On nous impose l’idée abstraite et niaise que le bonheur ce serait ça. Ces injonctions font que tout à coup on s’en veut de ne pas y parvenir. 
Ce dont il s’agit, c’est aussi de pouvoir rencontrer ce qui est blessé, ce qui est touché en nous. On se rend compte qu’en réalité on est heureux quand on pleure au cinéma, quand quelque chose d’important arrive.

Mais si vous n’êtes jamais en colère, si vous voyez quelqu’un se faire maltraiter et que ça ne vous fait rien, si des amis vous racontent leurs vacances à l'autre bout de la terre et que vous n’éprouvez pas une once de jalousie, c’est sans doute que vous n’êtes pas un être humain. 
Acceptons nos fragilités et nos faiblesses, qui sont aussi notre grandeur et notre beauté. Et peut-être qu’être heureux, c’est faire la paix avec ce que l’on est.  
Fabrice Midal / Une bonne tasse d'été / France inter /16.08.2018

Rien de très original. Mais ça fait toujours du bien de l'entendre dire. C'est pour ce genre d'énoncés, que j'aime l'écouter et le lire, F.M.

24 août 2018

Habiter : note sur la mélodie de choses minimes






Un bruit que j'adore : celui qu'émettent les pneus le matin sur le gravier quand ils passent devant la maison. Je les perçois à la fraîche, dans le silence tout relatif de la journée qui, elle aussi, se met peu à peu en route. Dans leur craquement, les petits cailloux effleurés rendent un son feutré et croustillant. Au volant, il y a des personnes qui vaquent à leurs affaires, qui partent à leur travail le plus souvent (ce sont des personnes respectueuses, on est loin des crissements ou des vrombissements). Ces petits sons parfaits ont le pouvoir d'évoquer pour moi les départs, tous les départs, petits ou lointains. Ils véhiculent des souvenirs et des désirs.

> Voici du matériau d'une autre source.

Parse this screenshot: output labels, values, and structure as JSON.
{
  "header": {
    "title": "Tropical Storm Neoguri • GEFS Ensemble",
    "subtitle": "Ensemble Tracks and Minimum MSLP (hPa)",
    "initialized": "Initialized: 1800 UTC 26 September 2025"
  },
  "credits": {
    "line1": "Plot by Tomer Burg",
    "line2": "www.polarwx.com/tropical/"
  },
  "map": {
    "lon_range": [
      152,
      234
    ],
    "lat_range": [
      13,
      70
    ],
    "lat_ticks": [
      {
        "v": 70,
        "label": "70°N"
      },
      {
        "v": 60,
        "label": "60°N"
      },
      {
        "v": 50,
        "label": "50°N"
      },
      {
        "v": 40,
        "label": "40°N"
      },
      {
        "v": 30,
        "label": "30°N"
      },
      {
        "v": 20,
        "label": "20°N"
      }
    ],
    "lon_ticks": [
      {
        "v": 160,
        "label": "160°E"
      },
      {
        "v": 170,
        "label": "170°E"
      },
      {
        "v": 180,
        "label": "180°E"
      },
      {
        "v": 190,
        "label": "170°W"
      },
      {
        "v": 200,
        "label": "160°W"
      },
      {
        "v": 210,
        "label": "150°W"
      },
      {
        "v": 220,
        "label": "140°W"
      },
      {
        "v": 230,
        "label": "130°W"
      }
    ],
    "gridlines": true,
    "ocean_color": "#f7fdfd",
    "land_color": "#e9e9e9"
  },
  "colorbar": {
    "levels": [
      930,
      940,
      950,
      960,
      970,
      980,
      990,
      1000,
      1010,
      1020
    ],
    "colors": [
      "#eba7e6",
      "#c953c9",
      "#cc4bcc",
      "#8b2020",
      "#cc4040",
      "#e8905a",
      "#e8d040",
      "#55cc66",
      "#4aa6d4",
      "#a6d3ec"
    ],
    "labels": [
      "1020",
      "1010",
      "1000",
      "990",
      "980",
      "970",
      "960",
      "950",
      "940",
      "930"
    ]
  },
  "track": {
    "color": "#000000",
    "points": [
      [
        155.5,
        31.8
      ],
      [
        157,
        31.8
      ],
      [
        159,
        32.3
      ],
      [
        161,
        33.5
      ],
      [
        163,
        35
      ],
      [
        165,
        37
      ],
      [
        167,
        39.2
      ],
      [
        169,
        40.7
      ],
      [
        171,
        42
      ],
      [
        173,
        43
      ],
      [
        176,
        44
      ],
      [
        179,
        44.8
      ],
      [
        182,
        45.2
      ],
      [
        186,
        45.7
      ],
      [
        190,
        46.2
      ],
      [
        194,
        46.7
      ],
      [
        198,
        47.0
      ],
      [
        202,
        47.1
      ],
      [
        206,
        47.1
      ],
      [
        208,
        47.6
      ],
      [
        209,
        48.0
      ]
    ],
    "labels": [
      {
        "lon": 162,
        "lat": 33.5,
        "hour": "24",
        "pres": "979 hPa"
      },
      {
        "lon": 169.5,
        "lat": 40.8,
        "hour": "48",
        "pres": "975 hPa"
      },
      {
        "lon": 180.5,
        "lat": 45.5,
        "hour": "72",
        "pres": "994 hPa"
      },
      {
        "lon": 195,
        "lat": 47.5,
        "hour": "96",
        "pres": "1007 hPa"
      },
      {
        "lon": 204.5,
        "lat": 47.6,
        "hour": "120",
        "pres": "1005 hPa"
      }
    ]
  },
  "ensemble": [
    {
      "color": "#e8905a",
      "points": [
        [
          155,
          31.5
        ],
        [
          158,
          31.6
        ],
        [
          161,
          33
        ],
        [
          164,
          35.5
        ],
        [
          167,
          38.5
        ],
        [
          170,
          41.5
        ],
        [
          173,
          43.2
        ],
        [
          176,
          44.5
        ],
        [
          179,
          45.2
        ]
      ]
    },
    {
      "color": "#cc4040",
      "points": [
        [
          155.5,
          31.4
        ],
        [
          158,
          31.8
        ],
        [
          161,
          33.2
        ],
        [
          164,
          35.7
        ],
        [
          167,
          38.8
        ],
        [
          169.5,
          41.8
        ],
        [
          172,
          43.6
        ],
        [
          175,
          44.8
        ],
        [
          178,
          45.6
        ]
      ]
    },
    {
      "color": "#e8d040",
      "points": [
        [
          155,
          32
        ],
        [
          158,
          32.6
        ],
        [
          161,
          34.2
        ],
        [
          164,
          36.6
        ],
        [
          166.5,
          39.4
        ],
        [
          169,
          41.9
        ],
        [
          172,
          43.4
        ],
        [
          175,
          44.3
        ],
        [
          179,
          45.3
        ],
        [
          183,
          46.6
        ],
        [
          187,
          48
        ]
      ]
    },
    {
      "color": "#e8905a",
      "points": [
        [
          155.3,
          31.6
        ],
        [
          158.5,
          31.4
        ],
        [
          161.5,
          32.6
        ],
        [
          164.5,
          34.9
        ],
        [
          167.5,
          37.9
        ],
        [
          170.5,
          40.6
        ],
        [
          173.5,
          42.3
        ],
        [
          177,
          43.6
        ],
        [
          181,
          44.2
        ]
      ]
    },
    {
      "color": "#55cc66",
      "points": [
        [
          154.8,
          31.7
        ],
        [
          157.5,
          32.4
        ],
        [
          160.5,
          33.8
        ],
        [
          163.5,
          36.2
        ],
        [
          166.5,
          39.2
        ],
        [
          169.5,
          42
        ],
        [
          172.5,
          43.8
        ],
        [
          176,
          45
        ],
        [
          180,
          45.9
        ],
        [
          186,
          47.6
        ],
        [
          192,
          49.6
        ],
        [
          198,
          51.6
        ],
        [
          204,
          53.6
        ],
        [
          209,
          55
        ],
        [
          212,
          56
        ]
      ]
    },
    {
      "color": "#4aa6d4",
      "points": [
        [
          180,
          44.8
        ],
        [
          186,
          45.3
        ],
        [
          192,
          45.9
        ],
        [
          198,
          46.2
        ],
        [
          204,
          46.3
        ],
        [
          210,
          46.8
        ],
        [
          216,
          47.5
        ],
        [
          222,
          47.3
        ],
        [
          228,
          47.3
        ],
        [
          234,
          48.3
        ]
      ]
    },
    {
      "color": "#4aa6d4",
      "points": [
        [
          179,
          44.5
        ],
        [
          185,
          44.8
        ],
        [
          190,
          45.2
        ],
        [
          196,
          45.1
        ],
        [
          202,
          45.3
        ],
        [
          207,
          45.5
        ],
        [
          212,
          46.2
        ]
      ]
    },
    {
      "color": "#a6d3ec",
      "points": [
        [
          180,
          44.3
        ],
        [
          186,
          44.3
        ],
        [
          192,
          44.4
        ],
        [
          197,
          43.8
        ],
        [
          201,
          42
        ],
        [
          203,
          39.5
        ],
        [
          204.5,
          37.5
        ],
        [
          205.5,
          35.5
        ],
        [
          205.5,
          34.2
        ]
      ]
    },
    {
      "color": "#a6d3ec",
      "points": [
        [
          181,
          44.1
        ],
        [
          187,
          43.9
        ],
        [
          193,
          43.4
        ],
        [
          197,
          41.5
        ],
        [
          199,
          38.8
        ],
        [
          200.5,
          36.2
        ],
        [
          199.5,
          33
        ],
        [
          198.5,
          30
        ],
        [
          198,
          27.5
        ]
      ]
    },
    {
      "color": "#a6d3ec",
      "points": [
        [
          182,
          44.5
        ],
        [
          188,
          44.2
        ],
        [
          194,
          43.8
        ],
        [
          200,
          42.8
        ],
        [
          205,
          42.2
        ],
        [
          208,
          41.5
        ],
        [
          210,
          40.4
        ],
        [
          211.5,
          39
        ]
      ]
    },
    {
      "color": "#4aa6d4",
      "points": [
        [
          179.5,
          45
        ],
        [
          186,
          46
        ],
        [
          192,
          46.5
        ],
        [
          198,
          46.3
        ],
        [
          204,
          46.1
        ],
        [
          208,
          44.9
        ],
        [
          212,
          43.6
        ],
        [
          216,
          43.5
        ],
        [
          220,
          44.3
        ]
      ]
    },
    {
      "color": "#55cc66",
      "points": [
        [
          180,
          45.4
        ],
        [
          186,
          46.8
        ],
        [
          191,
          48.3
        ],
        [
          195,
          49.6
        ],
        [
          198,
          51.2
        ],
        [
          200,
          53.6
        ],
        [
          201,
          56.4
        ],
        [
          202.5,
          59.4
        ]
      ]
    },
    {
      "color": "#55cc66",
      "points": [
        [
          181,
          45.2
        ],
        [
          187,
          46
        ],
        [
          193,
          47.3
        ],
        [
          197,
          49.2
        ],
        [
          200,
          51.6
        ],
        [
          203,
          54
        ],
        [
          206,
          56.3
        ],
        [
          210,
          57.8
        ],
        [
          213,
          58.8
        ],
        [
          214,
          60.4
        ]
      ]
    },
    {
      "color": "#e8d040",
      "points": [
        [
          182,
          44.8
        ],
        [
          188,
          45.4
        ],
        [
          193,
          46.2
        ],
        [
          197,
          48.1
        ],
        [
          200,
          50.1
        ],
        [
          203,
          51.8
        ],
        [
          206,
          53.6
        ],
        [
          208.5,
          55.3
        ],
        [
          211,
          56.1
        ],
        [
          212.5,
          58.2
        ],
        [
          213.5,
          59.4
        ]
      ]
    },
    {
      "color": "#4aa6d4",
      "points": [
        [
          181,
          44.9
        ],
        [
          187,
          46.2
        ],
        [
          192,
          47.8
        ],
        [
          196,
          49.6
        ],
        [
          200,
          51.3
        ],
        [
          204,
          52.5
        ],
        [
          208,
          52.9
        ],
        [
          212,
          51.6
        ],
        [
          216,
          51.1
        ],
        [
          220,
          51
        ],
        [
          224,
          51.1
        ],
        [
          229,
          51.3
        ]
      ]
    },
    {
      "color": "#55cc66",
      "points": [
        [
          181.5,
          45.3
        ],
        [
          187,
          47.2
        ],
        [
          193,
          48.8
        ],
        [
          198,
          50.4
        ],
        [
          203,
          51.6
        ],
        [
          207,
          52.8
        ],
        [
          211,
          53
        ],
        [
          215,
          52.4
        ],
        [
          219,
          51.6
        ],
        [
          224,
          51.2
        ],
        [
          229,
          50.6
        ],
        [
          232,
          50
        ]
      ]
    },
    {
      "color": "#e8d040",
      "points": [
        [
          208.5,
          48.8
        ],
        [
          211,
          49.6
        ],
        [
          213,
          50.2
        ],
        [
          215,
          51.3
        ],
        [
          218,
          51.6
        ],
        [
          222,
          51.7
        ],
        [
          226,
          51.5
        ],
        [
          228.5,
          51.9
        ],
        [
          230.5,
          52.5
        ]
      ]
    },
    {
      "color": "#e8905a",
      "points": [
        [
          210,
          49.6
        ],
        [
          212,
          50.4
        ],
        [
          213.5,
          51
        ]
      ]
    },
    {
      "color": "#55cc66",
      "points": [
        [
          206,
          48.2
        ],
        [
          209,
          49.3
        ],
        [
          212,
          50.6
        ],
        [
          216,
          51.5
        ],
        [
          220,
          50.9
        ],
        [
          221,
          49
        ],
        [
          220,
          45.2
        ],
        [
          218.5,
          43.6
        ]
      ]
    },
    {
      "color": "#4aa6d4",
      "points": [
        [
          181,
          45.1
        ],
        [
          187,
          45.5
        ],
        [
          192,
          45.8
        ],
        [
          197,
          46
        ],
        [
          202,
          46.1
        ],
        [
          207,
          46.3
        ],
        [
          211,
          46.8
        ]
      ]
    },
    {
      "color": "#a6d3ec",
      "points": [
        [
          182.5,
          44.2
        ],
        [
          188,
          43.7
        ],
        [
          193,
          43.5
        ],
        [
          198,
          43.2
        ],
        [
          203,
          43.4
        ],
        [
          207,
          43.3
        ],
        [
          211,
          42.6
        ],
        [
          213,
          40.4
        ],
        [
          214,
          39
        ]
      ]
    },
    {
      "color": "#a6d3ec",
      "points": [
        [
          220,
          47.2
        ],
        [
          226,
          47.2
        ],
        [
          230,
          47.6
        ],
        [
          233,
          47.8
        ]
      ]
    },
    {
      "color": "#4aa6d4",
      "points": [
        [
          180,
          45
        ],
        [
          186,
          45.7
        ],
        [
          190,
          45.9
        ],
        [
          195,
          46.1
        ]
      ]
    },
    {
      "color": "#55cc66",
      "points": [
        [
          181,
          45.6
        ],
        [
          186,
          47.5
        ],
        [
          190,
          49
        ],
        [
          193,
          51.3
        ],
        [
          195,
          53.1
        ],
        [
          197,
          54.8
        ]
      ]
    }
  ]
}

Ils invitent tout à la fois à rêver et à entrer dans la ronde de la journée. Des pépites à savourer avec la première gorgée de café.


Sinon, s’il n’y a pas une profonde douleur pour rendre les humains également silencieux, l’un entend plus, l’autre moins, de la puissante mélodie de l’arrière-fond. Beaucoup ne l’entendent plus du tout. Eux sont comme des arbres qui ont oublié leurs racines et qui croient à présent que leur force et leur vie, c’est le bruissement de leurs branches. Beaucoup n’ont pas le temps de l’écouter. Ils ne veulent pas d’heure autour d’eux. Ce sont des pauvres sans-patrie, qui ont perdu le sens de l’existence. Ils tapent sur les touches de jours et jouent toujours la même monotone note diminuée.
Notes sur la mélodie des choses, XXX, RM Rilke

23 août 2018

Vivre : Still life / 50




Consultant l'emballage de la pâte à tarte au supermarché
impression de lire un chapitre de polar, plus noir que noir.
Sauf que là, on connaissait déjà l'assassin et ses fatals moyens. 
Et les victimes potentielles. On aurait dit un mauvais Agatha Christie.
Reposant l'objet du délit, je me suis dirigée vers une librairie.
Tant qu'à être dans le pétrin, autant que ce soit avec D. Sylvain.